Albert Ardevol Grau – CSIRO
Enzymatic biodegradation of plastics
Plastic waste has become one of the most prevalent subjects in the global discussion of ecology and the environment. The use of bioplastics is one emerging method to address this issue. Another is the implementation of plastic degrading enzymes. PETase from Ideonella sakaiensis 201-F6 is an esterase capable of degrading the conventional plastic polyethylene terephthalate (PET).

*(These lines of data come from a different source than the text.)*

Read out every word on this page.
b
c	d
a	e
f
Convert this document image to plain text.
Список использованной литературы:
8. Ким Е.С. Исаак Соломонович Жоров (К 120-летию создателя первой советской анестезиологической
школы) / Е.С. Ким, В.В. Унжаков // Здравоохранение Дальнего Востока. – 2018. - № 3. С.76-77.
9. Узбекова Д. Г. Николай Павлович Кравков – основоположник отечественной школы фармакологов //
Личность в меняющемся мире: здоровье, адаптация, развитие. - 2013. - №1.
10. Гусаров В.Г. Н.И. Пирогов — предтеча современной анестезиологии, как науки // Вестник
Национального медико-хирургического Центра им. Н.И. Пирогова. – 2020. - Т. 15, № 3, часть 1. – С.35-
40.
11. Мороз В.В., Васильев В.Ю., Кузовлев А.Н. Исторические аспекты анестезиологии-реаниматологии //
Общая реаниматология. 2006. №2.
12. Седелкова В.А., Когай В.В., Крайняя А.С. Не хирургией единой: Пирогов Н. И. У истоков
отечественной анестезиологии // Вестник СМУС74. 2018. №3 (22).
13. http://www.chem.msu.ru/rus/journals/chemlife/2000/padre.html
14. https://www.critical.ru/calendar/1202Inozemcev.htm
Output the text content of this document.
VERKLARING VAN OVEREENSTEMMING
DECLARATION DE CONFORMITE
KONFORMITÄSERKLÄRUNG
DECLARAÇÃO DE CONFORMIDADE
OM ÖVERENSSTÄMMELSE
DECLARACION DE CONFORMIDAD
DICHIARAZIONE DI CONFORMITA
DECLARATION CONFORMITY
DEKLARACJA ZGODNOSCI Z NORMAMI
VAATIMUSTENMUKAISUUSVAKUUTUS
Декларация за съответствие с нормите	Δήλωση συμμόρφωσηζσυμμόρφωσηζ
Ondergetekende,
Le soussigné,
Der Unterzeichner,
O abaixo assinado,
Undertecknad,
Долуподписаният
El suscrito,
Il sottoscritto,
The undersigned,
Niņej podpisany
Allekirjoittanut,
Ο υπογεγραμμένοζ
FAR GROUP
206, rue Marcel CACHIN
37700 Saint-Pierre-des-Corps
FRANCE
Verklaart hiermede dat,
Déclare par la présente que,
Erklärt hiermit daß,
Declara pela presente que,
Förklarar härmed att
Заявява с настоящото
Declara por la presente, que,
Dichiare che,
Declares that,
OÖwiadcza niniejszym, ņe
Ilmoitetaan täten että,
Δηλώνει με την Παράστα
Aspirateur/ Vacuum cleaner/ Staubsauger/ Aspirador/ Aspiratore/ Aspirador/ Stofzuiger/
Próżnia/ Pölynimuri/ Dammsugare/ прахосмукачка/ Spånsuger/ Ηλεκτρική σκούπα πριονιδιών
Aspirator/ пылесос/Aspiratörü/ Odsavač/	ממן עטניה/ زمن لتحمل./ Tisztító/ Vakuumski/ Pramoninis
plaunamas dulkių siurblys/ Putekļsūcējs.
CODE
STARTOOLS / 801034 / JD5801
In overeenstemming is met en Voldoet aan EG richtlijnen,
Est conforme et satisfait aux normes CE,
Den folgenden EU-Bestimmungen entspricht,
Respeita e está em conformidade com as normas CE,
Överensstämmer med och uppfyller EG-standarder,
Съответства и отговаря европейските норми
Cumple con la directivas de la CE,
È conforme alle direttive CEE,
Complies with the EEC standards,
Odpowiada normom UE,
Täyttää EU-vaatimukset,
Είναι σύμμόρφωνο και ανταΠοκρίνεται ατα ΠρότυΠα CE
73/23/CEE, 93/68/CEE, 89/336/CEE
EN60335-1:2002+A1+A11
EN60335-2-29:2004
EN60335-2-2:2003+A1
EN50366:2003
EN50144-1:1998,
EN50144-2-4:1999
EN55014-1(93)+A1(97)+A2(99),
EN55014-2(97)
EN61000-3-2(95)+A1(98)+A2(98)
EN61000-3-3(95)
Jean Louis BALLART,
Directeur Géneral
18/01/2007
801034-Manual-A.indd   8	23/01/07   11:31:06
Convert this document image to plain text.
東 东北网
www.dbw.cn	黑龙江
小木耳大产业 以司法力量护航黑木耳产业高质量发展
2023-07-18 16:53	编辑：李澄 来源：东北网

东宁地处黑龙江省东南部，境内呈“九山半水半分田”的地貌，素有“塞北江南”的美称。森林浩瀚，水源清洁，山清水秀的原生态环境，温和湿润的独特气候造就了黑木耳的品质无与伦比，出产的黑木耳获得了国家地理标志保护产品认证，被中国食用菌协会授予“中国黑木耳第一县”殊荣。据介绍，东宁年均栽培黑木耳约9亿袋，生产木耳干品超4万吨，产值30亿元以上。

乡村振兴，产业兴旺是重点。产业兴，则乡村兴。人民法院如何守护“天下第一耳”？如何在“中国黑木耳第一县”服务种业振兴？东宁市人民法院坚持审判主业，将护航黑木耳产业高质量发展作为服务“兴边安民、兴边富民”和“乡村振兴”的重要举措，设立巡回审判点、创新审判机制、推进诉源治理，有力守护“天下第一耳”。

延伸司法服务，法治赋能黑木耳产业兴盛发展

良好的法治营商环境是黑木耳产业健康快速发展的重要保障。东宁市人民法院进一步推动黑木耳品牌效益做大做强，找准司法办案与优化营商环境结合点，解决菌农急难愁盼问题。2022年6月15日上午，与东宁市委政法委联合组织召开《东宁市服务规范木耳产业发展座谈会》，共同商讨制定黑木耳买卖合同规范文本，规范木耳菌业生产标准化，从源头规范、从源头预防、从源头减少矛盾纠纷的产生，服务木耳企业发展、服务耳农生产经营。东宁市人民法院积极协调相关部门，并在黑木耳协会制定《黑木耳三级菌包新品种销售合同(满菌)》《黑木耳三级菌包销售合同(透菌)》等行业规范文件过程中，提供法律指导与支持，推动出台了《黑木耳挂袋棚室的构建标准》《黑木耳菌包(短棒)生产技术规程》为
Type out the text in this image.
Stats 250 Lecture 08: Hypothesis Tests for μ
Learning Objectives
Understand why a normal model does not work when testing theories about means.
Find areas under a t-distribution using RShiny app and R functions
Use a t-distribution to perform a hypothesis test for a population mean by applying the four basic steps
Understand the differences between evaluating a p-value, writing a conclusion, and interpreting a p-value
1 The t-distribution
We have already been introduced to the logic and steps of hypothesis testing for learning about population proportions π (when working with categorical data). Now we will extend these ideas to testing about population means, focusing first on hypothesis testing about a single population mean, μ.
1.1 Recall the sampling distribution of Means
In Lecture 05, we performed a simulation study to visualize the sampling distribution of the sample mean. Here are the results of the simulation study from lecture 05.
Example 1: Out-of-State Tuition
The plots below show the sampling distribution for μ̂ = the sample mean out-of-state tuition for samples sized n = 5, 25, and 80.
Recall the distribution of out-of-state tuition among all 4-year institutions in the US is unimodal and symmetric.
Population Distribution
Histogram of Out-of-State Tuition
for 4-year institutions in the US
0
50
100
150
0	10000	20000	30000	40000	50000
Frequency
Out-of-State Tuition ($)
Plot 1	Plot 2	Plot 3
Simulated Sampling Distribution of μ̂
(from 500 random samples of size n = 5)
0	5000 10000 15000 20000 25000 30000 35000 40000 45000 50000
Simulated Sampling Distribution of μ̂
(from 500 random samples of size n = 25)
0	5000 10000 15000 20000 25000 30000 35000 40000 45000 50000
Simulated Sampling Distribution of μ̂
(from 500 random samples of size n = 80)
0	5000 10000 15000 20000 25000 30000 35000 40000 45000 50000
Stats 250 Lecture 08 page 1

Lip1 is an intracellular lipase from Pseudomonas chlororaphis PA23 capable of degrading several types of bioplastics, including polyhydroxyalkanoates (PHA), polycaprolactone (PCL), polylactic acid (PLA), and polyethylene succinate (PES). A combination of artificial intelligence, ancestral sequence reconstruction5, and rational protein engineering has been used to increase the thermostability and activity of these enzymes. Here we describe the crystal structure of the improved enzymes and highlight the importance of the engineered mutations for the development of a circular economy.